Below is a snapshot of our eight-part design framework. Defining parts of the framework is, of course, a truly iterative process. As we define each of them fully, the learning event begins to take shape and emerges as a coherent whole.
1 | Who? | The People
A deep understanding of who will participate in the learning program, and who will lead it.
2 | Why? | The Current Situation
An insightful look at the day-to-day work of the participants and how it connects to the topics of the training or meeting.
3 | So That? | The Anticipated Change
A realistic vision of what will be different as a result of this joint learning experience.
4 | When? | The Time and Timing
A detailed description of the time available for the learning, noting how this influences the possible amount and depth of content.
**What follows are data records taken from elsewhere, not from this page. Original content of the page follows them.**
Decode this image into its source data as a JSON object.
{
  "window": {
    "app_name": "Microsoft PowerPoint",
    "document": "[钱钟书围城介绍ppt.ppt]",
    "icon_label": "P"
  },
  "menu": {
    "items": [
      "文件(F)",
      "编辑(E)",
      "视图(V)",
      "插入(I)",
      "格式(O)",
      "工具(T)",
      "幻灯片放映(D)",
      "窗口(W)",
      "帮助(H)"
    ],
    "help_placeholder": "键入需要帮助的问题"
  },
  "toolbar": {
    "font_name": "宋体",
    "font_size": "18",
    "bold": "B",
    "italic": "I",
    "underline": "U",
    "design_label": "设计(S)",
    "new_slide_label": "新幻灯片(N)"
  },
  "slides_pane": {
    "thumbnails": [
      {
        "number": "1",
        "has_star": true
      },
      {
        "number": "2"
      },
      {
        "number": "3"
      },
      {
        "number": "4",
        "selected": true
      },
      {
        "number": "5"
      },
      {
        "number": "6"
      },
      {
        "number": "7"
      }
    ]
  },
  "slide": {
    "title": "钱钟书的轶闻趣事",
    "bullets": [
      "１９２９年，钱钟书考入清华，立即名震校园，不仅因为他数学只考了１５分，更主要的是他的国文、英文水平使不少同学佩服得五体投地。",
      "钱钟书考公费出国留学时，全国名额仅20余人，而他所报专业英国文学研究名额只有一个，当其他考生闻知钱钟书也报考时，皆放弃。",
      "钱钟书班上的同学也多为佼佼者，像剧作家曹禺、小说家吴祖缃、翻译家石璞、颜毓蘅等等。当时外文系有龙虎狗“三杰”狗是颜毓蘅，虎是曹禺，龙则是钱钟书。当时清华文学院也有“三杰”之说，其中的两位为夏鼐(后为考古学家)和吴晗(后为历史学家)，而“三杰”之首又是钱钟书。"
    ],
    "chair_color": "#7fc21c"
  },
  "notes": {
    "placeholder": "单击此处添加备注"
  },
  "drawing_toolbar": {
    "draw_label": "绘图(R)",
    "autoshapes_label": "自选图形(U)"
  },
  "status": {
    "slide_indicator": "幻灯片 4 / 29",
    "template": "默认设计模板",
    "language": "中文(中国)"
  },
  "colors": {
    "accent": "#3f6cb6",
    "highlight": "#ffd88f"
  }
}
5 | Where? | The Place and Space
A decision on the best location -- to accommodate travelers, schedules, and the needs of the learning event.
6 | What? | The Content
A carefully-constructed set of skills, information, and perspectives to focus on in the learning.
7 | What For? | Achievement-Based Objectives
A specific description of what learners will do with each and every piece of priority content.
8 | How? | The Learning Tasks
A guide for the facilitation of learning exercises in which all learners build their skills and share their learning.
Over years of teaching this framework to designers and facilitators, we’ve found it very helpful to use a visual. The pyramid above is one helpful way to illustrate how the eights steps of design build on each other—and work together. We design adult learning experiences by answering the eight key questions from the ground up, beginning with the two critical questions: Who? and Why?
We’ve discovered over the years that such a starting point is the key to a learning-centered approach. If we have a faulty or incomplete sense of the learners – or the situations they face – it’s hard to have a solid meeting or workshop design. But, when we get insights into the learners and their situation, we are ready to roll! We have a foundation that bodes well for the rest of the program, all of which is built to respond to those learners and those situations. From that foundation, we build upward, naming the specific objectives and priority content for the event or program. Finally, we design learning tasks that outline what the participants will actually do throughout their time together. Although participants often only see the How? part of a design, they inevitably appreciate the thought and care that went into the foundational steps.